Che ci sia una relazione tra la fede e il diritto, e che la ragione teologica
possa legittimamente mediare tra queste due sfere, comporta anche un compito
(particolarmente pressante per chi è credente, culturalmente significativo anche
per il non credente): mettere in comunicazione le due sfere anche nella propria
visione personale di studente oggi, di professionista o comunque di operatore
giuridico domani. Molti professori universitari, magistrati, avvocati, notai,
funzionari, che la domenica vanno a messa, e che si ritengono sinceramente dei
credenti, considerano però la loro attività, sia dal punto di vista teorico che da
quello pratico, del tutto estranea alla propria fede. Se quanto abbiamo detto fin
qui è corretto, un simile dualismo va superato, cercando di capire come possano
rapportarsi le due sfere.
Il primo profilo sotto cui questa ricerca si impone è quello teorico: il diritto
ha a che fare col problema della verità e della giustizia, ma solo in quanto
possano risultare all’accertamento giudiziario (verità e giustizia processuali); la
teologia rimanda ad un ordine di verità e di giustizia che pretendono di valere in
sé (verità e giustizia ontologiche).
Prendiamo in esame il primo di questi due temi: esiste la verità? Non è un
caso che, proprio durante un processo, un giudice, Pilato, abbia posto – a se
stesso, innanzi tutto – la domanda: «Che cos’è la verità?». Una domanda piena di
un triste scetticismo, che prelude alla scelta finale del magistrato romano. Alla
fine del giudizio, infatti, Gesù risultò colpevole secondo le testimonianze e le
leggi di coloro che lo accusavano. Pilato però, dicono i vangeli, era convinto che
non avesse fatto nulla di male. Ma, se non esiste la verità in sé, se c’è solo quella
processuale, frutto di convenzioni, in nome di che cosa mettere in discussione
quella emergente dall’andamento del processo, in nome di che cosa sforzarsi di
portarla oltre se stessa, per far sì che si avvicini maggiormente a quella della
realtà?
Oggi la domanda di Pilato è più attuale che mai. Non per caso viviamo in
una cultura che ha risentito della critica di Nietzsche al concetto stesso di verità
e che è stata influenzata profondamente dalla “filosofia” implicita nelle opere di
Pirandello - si pensi all’efficacissimo Così è (se vi pare). Si sente spesso dire che
«ognuno ha la sua verità». E, se qualcuno contesta la convinzione di un altro, può
sentirsi rispondere con uno stizzito invito a rispettare le idee degli altri e a non
essere dogmatico.
Il punto è che, se non esiste la verità in sé, se ognuno ha la sua, non esistono
neppure l’errore o la menzogna e le opinioni soggettive sono infallibili e
indiscutibili, perché non vi è alcuna misura in rapporto a cui possano essere
smentite. Né è possibile la discussione, perché sarebbe come voler convincere
un altro che il gusto del gelato che si preferisce è migliore di quello che a lui
piace di più. La sola cosa da fare, per mettersi d’accordo, allora è sopraffare
l’altro, come avviene sulla nostra scena politica. Ma sarebbe ancora diritto,
questo, fondato solo sulla sopraffazione?

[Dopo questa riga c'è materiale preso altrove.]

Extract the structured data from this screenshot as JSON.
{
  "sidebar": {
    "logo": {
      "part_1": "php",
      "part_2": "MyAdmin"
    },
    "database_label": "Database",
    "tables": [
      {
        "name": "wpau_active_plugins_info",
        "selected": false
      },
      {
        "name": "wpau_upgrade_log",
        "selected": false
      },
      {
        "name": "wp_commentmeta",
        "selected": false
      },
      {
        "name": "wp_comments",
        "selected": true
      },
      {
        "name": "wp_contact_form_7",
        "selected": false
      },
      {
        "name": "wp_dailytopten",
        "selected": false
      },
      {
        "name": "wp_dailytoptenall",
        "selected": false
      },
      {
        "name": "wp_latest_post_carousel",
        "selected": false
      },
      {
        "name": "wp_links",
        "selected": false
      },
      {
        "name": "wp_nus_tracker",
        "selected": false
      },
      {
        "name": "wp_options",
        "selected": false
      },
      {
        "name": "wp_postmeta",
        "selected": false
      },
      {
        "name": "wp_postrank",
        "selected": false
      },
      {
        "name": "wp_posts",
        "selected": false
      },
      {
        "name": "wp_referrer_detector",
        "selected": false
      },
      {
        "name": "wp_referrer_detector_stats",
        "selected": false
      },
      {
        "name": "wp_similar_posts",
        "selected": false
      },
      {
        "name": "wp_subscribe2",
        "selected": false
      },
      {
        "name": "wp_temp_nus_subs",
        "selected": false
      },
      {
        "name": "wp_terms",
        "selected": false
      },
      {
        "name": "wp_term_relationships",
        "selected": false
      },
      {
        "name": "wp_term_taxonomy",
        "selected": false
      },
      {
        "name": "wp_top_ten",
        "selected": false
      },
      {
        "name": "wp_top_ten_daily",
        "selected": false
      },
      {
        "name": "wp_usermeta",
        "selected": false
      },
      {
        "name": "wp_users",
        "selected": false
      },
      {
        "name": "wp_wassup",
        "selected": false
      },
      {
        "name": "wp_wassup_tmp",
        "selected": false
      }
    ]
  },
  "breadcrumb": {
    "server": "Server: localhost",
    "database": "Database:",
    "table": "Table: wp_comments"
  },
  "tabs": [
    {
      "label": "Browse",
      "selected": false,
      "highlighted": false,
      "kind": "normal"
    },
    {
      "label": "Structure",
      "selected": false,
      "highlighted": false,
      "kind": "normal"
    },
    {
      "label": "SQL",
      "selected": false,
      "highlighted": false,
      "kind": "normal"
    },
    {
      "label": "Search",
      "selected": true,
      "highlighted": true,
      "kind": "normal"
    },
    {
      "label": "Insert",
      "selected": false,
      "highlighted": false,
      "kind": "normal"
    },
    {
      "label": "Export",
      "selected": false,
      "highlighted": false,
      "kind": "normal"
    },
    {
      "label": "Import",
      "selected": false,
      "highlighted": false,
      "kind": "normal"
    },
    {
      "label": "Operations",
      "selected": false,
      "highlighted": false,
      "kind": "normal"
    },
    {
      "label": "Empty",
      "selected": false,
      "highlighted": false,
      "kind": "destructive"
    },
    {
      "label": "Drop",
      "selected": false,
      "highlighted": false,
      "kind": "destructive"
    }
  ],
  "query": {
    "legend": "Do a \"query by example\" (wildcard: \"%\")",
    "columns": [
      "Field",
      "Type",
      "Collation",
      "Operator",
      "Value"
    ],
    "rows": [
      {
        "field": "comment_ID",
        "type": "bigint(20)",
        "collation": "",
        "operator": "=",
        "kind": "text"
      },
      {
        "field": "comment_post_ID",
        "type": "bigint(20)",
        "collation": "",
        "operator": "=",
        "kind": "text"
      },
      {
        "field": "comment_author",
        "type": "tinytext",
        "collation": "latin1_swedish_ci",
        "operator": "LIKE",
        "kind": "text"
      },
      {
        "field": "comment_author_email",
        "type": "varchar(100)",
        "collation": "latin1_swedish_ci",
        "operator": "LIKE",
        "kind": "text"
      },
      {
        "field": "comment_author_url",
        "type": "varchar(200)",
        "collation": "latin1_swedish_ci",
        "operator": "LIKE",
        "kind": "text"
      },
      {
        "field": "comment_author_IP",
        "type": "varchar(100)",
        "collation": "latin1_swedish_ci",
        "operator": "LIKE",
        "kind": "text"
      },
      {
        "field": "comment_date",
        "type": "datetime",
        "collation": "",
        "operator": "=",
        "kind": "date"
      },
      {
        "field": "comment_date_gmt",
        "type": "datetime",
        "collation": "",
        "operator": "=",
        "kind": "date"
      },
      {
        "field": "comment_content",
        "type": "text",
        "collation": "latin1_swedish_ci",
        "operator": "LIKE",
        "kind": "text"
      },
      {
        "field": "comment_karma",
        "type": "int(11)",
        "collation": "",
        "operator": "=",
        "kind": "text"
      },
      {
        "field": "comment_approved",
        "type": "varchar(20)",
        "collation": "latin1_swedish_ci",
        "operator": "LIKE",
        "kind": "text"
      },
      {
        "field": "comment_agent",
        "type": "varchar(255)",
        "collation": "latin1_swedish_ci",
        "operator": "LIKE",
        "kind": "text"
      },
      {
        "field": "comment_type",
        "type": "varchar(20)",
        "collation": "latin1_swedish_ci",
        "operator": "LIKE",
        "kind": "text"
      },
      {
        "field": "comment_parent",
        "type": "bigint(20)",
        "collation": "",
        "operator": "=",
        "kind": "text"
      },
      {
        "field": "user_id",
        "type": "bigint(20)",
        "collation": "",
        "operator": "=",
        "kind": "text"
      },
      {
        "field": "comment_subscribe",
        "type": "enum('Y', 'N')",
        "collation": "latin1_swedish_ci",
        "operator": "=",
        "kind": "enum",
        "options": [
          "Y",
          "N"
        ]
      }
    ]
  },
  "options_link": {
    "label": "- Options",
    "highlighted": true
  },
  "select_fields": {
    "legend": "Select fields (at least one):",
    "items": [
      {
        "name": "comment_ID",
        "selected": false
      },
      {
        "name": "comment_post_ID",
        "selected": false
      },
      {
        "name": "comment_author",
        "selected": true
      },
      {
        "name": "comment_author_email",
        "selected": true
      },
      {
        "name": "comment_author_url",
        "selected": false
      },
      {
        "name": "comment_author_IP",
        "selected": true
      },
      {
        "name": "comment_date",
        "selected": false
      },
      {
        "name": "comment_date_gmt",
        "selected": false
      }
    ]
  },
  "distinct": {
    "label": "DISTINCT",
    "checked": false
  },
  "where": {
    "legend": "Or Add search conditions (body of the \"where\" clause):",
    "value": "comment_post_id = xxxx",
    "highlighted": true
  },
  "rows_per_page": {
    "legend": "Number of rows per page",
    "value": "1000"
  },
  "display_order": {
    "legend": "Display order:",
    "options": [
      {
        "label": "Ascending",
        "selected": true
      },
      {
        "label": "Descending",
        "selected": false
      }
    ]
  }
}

Sarebbe sbagliato, però, opporre al soggettivismo relativistico un
oggettivismo altrettanto unilaterale, enfatizzando la considerazione che il diritto
mira ad accertare dei fatti. Senza interpretazione, i fatti non sono altro che
fenomeni fisici insignificanti (esempio della strizzata d’occhio). L’operatore
giuridico, il giudice in primo luogo, non può illudersi di registrarli asetticamente,
per applicare la norma in modo automatico.
Il giurista, dunque non può sottrarsi alla fatica della ricerca della verità,
consapevole magari di poterne cogliere solo degli aspetti, in un processo sempre
dinamico, proteso a un orizzonte di totalità che spinge ad andare sempre avanti.
Ma questo è già importante per imprimere all’esperienza giuridica un
dinamismo che la porti a superarsi continuamente, non per vanificarsi, ma per
svilupparsi dal suo interno restando pienamente giuridica.
Spazio al dibattito.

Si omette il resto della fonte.